Le Secrétariat Unifié de la IV° Internationale écrivit et publia sa résolution précisément pour répondre aux eurocommunistes et défendre les positions de Lénine et de Trotsky sur ces questions. Tout cela aurait été tout à fait louable et aurait bénéficié de notre soutien inconditionnel, si le SU n'avait pas commis un véritable crime politique, théorique et historique, en donnant à la dictature du prolétariat un objectif et un programme identiques à quatre-vingt dix pour cent au programme eurocommuniste, et diamétralement opposé à celui de nos maîtres.

Selon le SU, la dictature du prolétariat devra garantir à la bourgeoisie restaurationniste et à ses partis une "liberté politique illimitée", à partir du jour de son instauration et pour toujours, tant qu'ils ne prennent pas les armes et ne commencent pas la guerre civile. "Voilà ce qui constitue notre norme programmatique et de principe : liberté politique illimitée pour tous les individus, groupes, tendances et partis qui, dans les faits, respectent la propriété collective et la constitution de l'état ouvrier." (SU, 1977) [1].[*] Que veut dire "dans les faits" ?" Cela signifie que la liberté d'organisation politique devrait être accordée à tous ceux, y compris les éléments pro-bourgeois, qui, dans les faits, respectent la Constitution de l'Etat ouvrier, c'est-à-dire qui ne sont pas engagés dans des actions violentes de renversement du pouvoir des travailleurs et de la propriété collective des moyens de production." (Idem) [2].

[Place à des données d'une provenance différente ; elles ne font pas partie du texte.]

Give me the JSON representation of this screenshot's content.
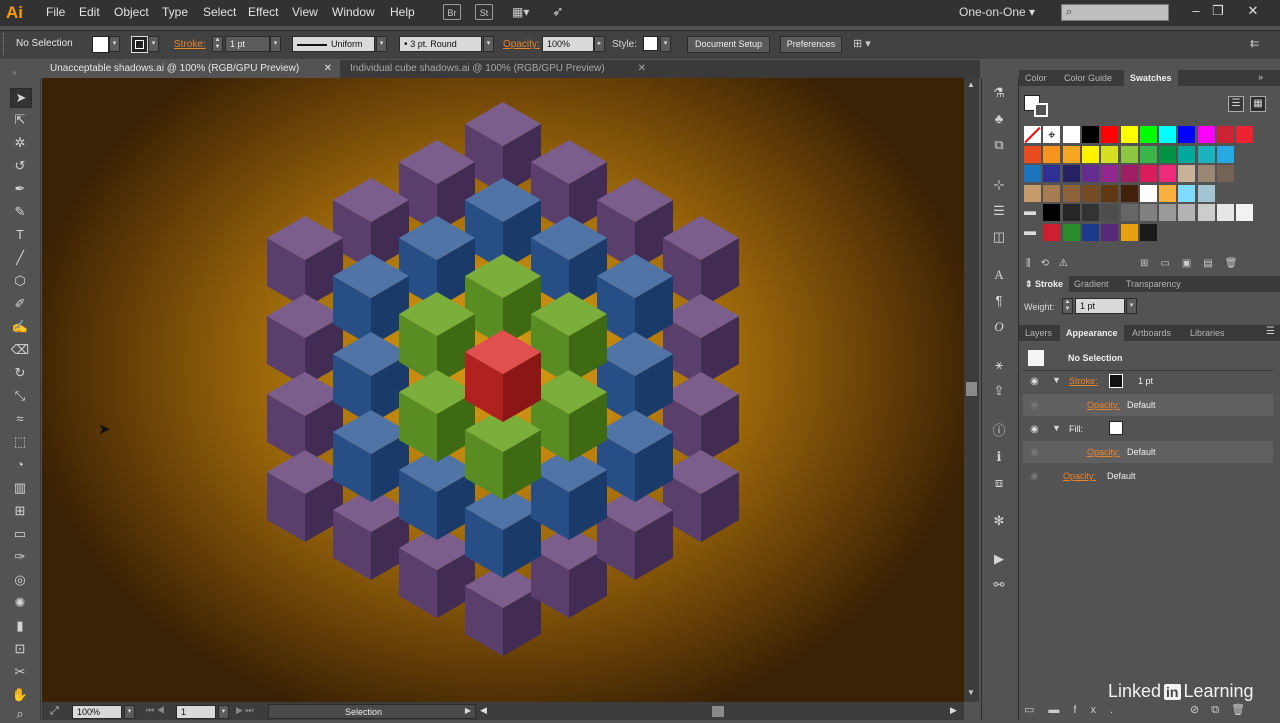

Il peut sembler ridicule que nous devions expliquer qu'il ne peut y avoir obligatoirement de "liberté politique illimitée" ou de "suffrage universel" sous une dictature de classe ; que nous devions engager une discussion pour établir que dictature s'oppose à "liberté politique illimitée" pour tous les habitants, dans la mesure ou cela signifie une certaine forme d'oppression, une contrainte politique pour quelqu'un, parce que sinon ce n'est pas une dictature. Mais quand on passe au terrain politique en donnant à cette formule son contenu actuel ("liberté politique illimitée pour Somoza, Pinochet et le Shah, tant qu'ils n'organisent pas de soulèvement armé contre la dictature du prolétariat, et sans qu'ils puissent être jugés pour leurs crûmes passés"), cette discussion, de ridicule, devient tragique. Pour justifier sa position, le SU s'efforce de s'appuyer sur Lénine et Trotsky. Cependant, il est facile de démontrer que son nouveau programme n'a rien à voir avec ce qu'ils ont dit et fait.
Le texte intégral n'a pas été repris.